Oil exports plunged by more than 70 percent at the end of July after guards, including rebels who helped topple dictator Moamer Kadhafi two years ago, forced terminals to shut.
The strike -- now in its third week -- came after protests first emerged in June and has virtually stopped production and exports at key terminals in Ras Lanuf, Sedra, Brega and Zoueitina on the central coast.
For weeks the guards have been accusing Prime Minister Ali Zeidan and Oil Minister Abdelbari al-Aroussi of awarding export contracts illegally, in violation of procedures by the National Oil Co.
The NOC insisted there has been no wrongdoing but Zeidan said an agreement was reached to probe the claims made by the guards.
The prime minister also accused the guards of trying to make shipments for "their own profit" and threatened military strikes against any unauthorised vessel that docks.
"A group of guards at oil terminals in the central region has decided to bring vessels they have organised themselves to export oil for their own profit," Zeidan charged late Thursday.
"Any vessel not under contract to the National Oil Co that approaches the terminals will be bombed from the air and the sea," he warned.
Armed guards in charge of protecting Libya's vital oil industry were formed by the defence ministry after the fall of Kadhafi, and include rebels who helped topple him.
Since the 2011 uprising, Libya's new rulers have been caught in a tug-of-war with these former militiamen, who have no qualms about using weapons when they believe their interests are at stake.
The strike has dealt a blow to production, with production falling from 1.5 millions barrels of oil per day to 500,000 bpd.
At the end of July it plunged to 330,000 bpd.
Libya is almost entirely dependent on oil and gas for its foreign exchange earnings, with hydrocarbons accounting for more than 80 percent of its GNP and up to 97 percent of its exports.
Before the 2011 uprising, production reached 1.6 million bpd.
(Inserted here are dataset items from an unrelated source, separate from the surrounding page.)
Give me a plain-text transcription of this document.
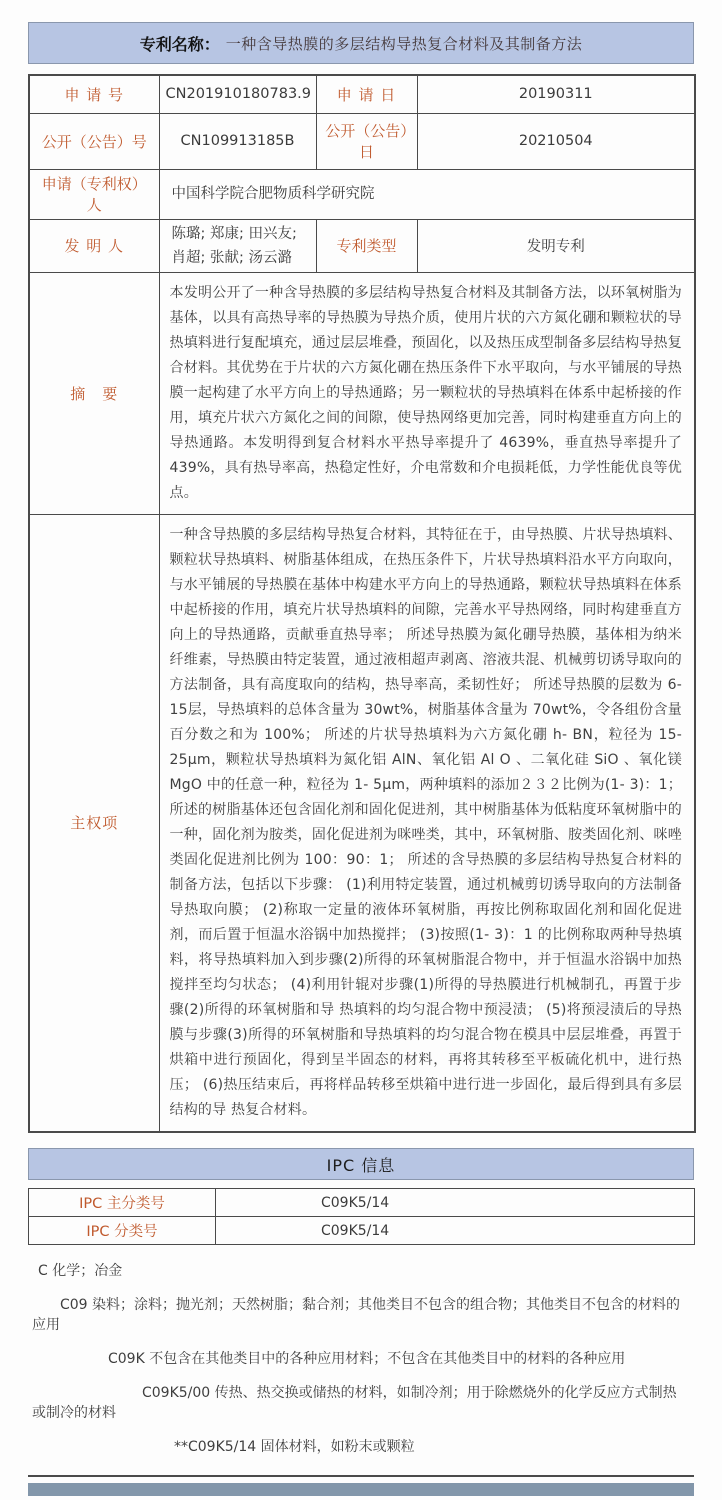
专利名称： 一种含导热膜的多层结构导热复合材料及其制备方法
申 请 号	CN201910180783.9	申 请 日	20190311
公开（公告）号	CN109913185B	公开（公告）日	20210504
申请（专利权）人	中国科学院合肥物质科学研究院		
发 明 人	陈璐; 郑康; 田兴友; 肖超; 张献; 汤云潞	专利类型	发明专利
摘　要	本发明公开了一种含导热膜的多层结构导热复合材料及其制备方法，以环氧树脂为基体，以具有高热导率的导热膜为导热介质，使用片状的六方氮化硼和颗粒状的导热填料进行复配填充，通过层层堆叠，预固化，以及热压成型制备多层结构导热复合材料。其优势在于片状的六方氮化硼在热压条件下水平取向，与水平铺展的导热膜一起构建了水平方向上的导热通路；另一颗粒状的导热填料在体系中起桥接的作用，填充片状六方氮化之间的间隙，使导热网络更加完善，同时构建垂直方向上的导热通路。本发明得到复合材料水平热导率提升了 4639%，垂直热导率提升了 439%，具有热导率高，热稳定性好，介电常数和介电损耗低，力学性能优良等优点。		
主权项	一种含导热膜的多层结构导热复合材料，其特征在于，由导热膜、片状导热填料、颗粒状导热填料、树脂基体组成，在热压条件下，片状导热填料沿水平方向取向，与水平铺展的导热膜在基体中构建水平方向上的导热通路，颗粒状导热填料在体系中起桥接的作用，填充片状导热填料的间隙，完善水平导热网络，同时构建垂直方向上的导热通路，贡献垂直热导率； 所述导热膜为氮化硼导热膜，基体相为纳米纤维素，导热膜由特定装置，通过液相超声剥离、溶液共混、机械剪切诱导取向的方法制备，具有高度取向的结构，热导率高，柔韧性好； 所述导热膜的层数为 6- 15层，导热填料的总体含量为 30wt%，树脂基体含量为 70wt%，令各组份含量百分数之和为 100%； 所述的片状导热填料为六方氮化硼 h- BN，粒径为 15- 25μm，颗粒状导热填料为氮化铝 AlN、氧化铝 Al O 、二氧化硅 SiO 、氧化镁 MgO 中的任意一种，粒径为 1- 5μm，两种填料的添加２３２比例为(1- 3)：1； 所述的树脂基体还包含固化剂和固化促进剂，其中树脂基体为低粘度环氧树脂中的一种，固化剂为胺类，固化促进剂为咪唑类，其中，环氧树脂、胺类固化剂、咪唑类固化促进剂比例为 100：90：1； 所述的含导热膜的多层结构导热复合材料的制备方法，包括以下步骤： (1)利用特定装置，通过机械剪切诱导取向的方法制备导热取向膜； (2)称取一定量的液体环氧树脂，再按比例称取固化剂和固化促进剂，而后置于恒温水浴锅中加热搅拌； (3)按照(1- 3)：1 的比例称取两种导热填料，将导热填料加入到步骤(2)所得的环氧树脂混合物中，并于恒温水浴锅中加热搅拌至均匀状态； (4)利用针辊对步骤(1)所得的导热膜进行机械制孔，再置于步骤(2)所得的环氧树脂和导 热填料的均匀混合物中预浸渍； (5)将预浸渍后的导热膜与步骤(3)所得的环氧树脂和导热填料的均匀混合物在模具中层层堆叠，再置于烘箱中进行预固化，得到呈半固态的材料，再将其转移至平板硫化机中，进行热压； (6)热压结束后，再将样品转移至烘箱中进行进一步固化，最后得到具有多层结构的导 热复合材料。		
IPC 信息
IPC 主分类号	C09K5/14
IPC 分类号	C09K5/14
C 化学；冶金
C09 染料；涂料；抛光剂；天然树脂；黏合剂；其他类目不包含的组合物；其他类目不包含的材料的应用
C09K 不包含在其他类目中的各种应用材料；不包含在其他类目中的材料的各种应用
C09K5/00 传热、热交换或储热的材料，如制冷剂；用于除燃烧外的化学反应方式制热或制冷的材料
**C09K5/14 固体材料，如粉末或颗粒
It dropped to almost nothing during the fighting.
But within a few months after the overthrow of the Kadhafi regime in October 2011, production had nearly returned to its pre-uprising level.
The strike has cost the North African nation $1.6 billion dollars in lost export revenues since July 25, the oil minister said.
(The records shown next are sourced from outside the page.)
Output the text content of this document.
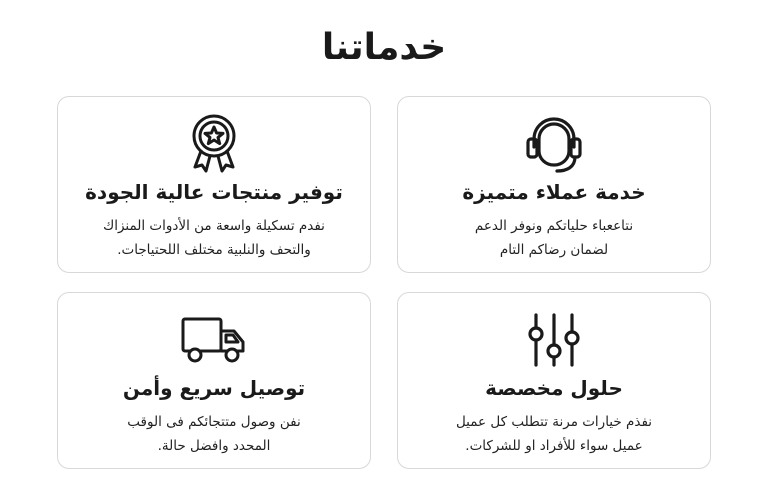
خدماتنا
خدمة عملاء متميزة
نتاععباء حلياتكم ونوفر الدعم
لضمان رضاكم التام
توفير منتجات عالية الجودة
نفدم تسكيلة واسعة من الأدوات المنزاك
والتحف والنلبية مختلف اللحتياجات.
حلول مخصصة
نفذم خيارات مرنة تتطلب كل عميل
عميل سواء للأفراد او للشركات.
توصيل سريع وأمن
نفن وصول متتجائكم فى الوقب
المحدد وافضل حالة.
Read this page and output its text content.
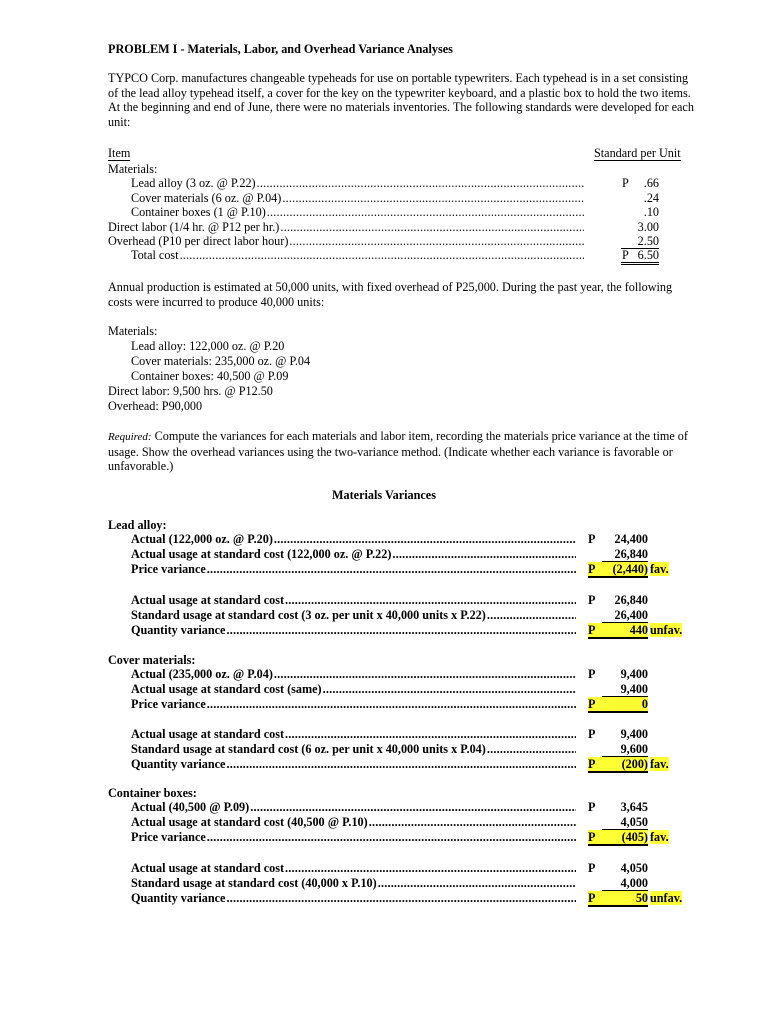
PROBLEM I - Materials, Labor, and Overhead Variance Analyses
TYPCO Corp. manufactures changeable typeheads for use on portable typewriters. Each typehead is in a set consisting of the lead alloy typehead itself, a cover for the key on the typewriter keyboard, and a plastic box to hold the two items. At the beginning and end of June, there were no materials inventories. The following standards were developed for each unit:
Item	Standard per Unit
Materials:
Lead alloy (3 oz. @ P.22) .....	P .66
Cover materials (6 oz. @ P.04) .....	.24
Container boxes (1 @ P.10) .....	.10
Direct labor (1/4 hr. @ P12 per hr.) .....	3.00
Overhead (P10 per direct labor hour) .....	2.50
Total cost .....	P 6.50
Annual production is estimated at 50,000 units, with fixed overhead of P25,000. During the past year, the following costs were incurred to produce 40,000 units:
Materials:
Lead alloy: 122,000 oz. @ P.20
Cover materials: 235,000 oz. @ P.04
Container boxes: 40,500 @ P.09
Direct labor: 9,500 hrs. @ P12.50
Overhead: P90,000
Required: Compute the variances for each materials and labor item, recording the materials price variance at the time of usage. Show the overhead variances using the two-variance method. (Indicate whether each variance is favorable or unfavorable.)
Materials Variances
Lead alloy:
Actual (122,000 oz. @ P.20) .....	P	24,400
Actual usage at standard cost (122,000 oz. @ P.22) .....	26,840
Price variance .....	P	(2,440) fav.
Actual usage at standard cost .....	P	26,840
Standard usage at standard cost (3 oz. per unit x 40,000 units x P.22) .....	26,400
Quantity variance .....	P	440 unfav.
Cover materials:
Actual (235,000 oz. @ P.04) .....	P	9,400
Actual usage at standard cost (same) .....	9,400
Price variance .....	P	0
Actual usage at standard cost .....	P	9,400
Standard usage at standard cost (6 oz. per unit x 40,000 units x P.04) .....	9,600
Quantity variance .....	P	(200) fav.
Container boxes:
Actual (40,500 @ P.09) .....	P	3,645
Actual usage at standard cost (40,500 @ P.10) .....	4,050
Price variance .....	P	(405) fav.
Actual usage at standard cost .....	P	4,050
Standard usage at standard cost (40,000 x P.10) .....	4,000
Quantity variance .....	P	50 unfav.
"If the trouble continues, the government will not be able to honour its engagements or pay salaries," he warned.
His deputy, Omar Chakmak, said losses in the first seven months of the year had totalled $2 billion.
Africa's fourth largest oil producer, Libya normally earns between 55 and 60 billion dinars ($43.5 billion and 47.5 billion) from its oil exports.
Zeidan warned that the government could not allow the loss of exports to go on indefinitely.
"If the blockade of the oil terminals continues, the state will be obliged to use all means at its disposal, including those of the army," he warned.
Aroussi said the blockade had damaged Libya's credibility on world oil markets.
"Some customers are turning away from Libya to other producers for their supplies," he said.
Oil prices rose this week on several concerns, including the strike in Libya and fears that violence in neighbouring Egypt could disrupt shipments through the Suez Canal.